Research Projects Supported by the LHF
The leading cause of death in Leonbergers, as reported to the LCA’s Health Research and Education Committee, is cancer. The most common type of cancer is osteosarcoma, or bone cancer. Bone cancer occurs when when uncontrolled, abnormal cells replace normal, healthy bone cells in bone tissue. The bone becomes weak and often breaks. Bone cancer can occur in any bone, but is most common in the major bones of the legs.
The LHF has provided a grant to Dr. Kerstin Lindblad-Toh, of the Broad Institute at Harvard and MIT, who is conducting research on the genetics of bone cancer in the dog, and will be looking specifically at Leonbergers. The goal of her study is to locate the genetic marker for osteosarcoma, which could lead to health screening, earlier diagnosis and more targeted treatment for this fatal disease.
Blood samples from
Leonbergers are needed. Please visit the website of the
Broad Institute to download forms and
obtain instructions on submitting samples from your Leonberger.
PLEASE NOTE: If your dog is healthy at the time you submit your blood samples, but later in life develops cancer (of any type), it is important that the research team at the Broad Institute be notified of this change in health status. Please contact Dr. Lindblad-Toh, or the Broad Institute, so that they can update their records.
The adrenal gland produces hormones and other chemicals that regulate a number of body functions, including metabolism, blood pressure, and stress response. In dogs with Addison's disease (hypoadrenocorticism), adrenal gland function is "underpowered", resulting in lack of energy, weakness and weight loss (among other symptoms). The cause has not been determined; however, it is probably a genetic disorder.
The LHF is supporting two
important Addison's disease research projects.
Both studies are being conducted in concert with several other breeds. The first project, conducted by Dr. Anita Oberbauer at the University of California - Davis, is aggressively seeking genetic markers for Addison's disease. The second project, conducted by Dr. Markus Rick at Michigan State University, is focused on the development of a test that will identify carriers of Addison's disease.
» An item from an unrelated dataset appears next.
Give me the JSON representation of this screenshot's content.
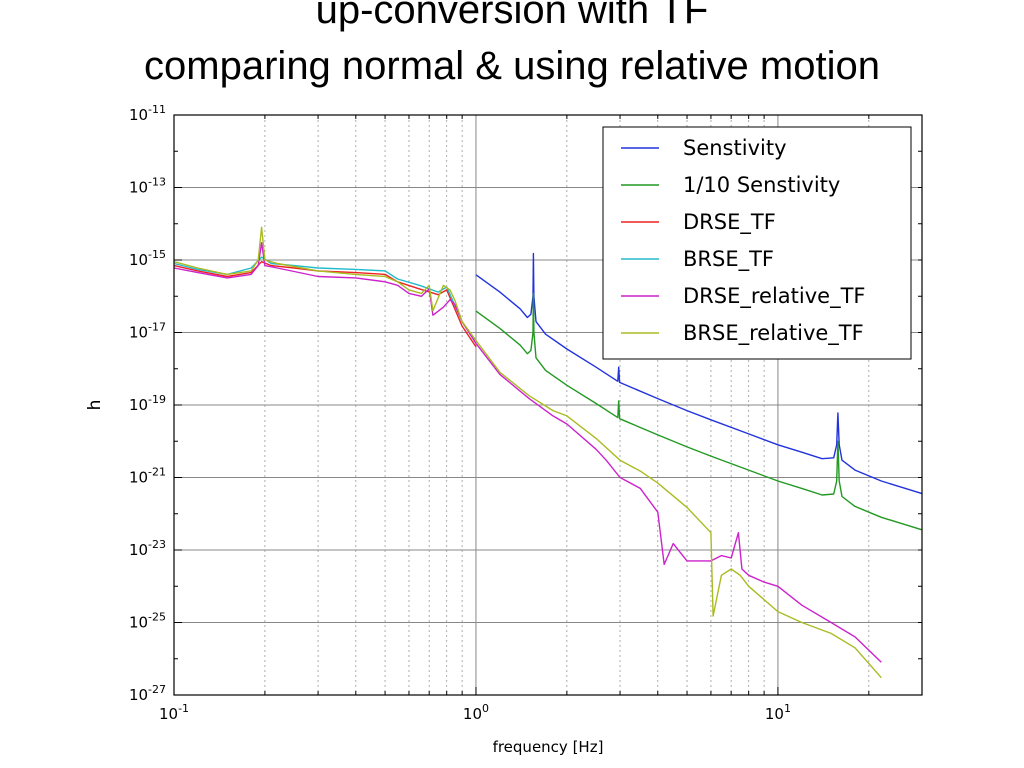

Inherited polyneuropathy (also referred to as laryngeal paralysis/polyneuropathy (LP/PN), or Harvey's disease) is a serious neurological disorder which affects nerves that stimulate muscles. Without this stimulus, the muscles begin to function poorly, and eventually cease to function at all. This is a progressive and debilitating disease that is frequently fatal.
Laryngeal paralysis is caused by degeneration of the nerve to the larynx that protects the airway. The vocal cords fail to open properly, leading to airway obstruction and labored, loud breathing. Symptoms include a change in bark, wheezing, and coughing or choking while eating or drinking.
Polyneuropathy is associated with the degeneration of many of the longest nerves in the body, typically causing a lack of coordination in the legs. This leads to a knee popping gait, exercise intolerance, tremor, muscle atrophy, and, in time, an inability to walk.
Dr. Diane Shelton of the University of California - San Diego, and Dr. Ned Patterson of the University of Minnesota are studying the mode of inheritance of LP/PN in the Leonberger. They are conducting an on-going research study focused on the development of a DNA test that will definitively identify LP/PN carriers and affected dogs. This is a project of utmost significance to the Leonberger breed in general, and specifically for Leonberger breeders around the world. Some of this work has already been completed, but financial support from the LHF is funding the purchase and evaluation of additional genetic markers.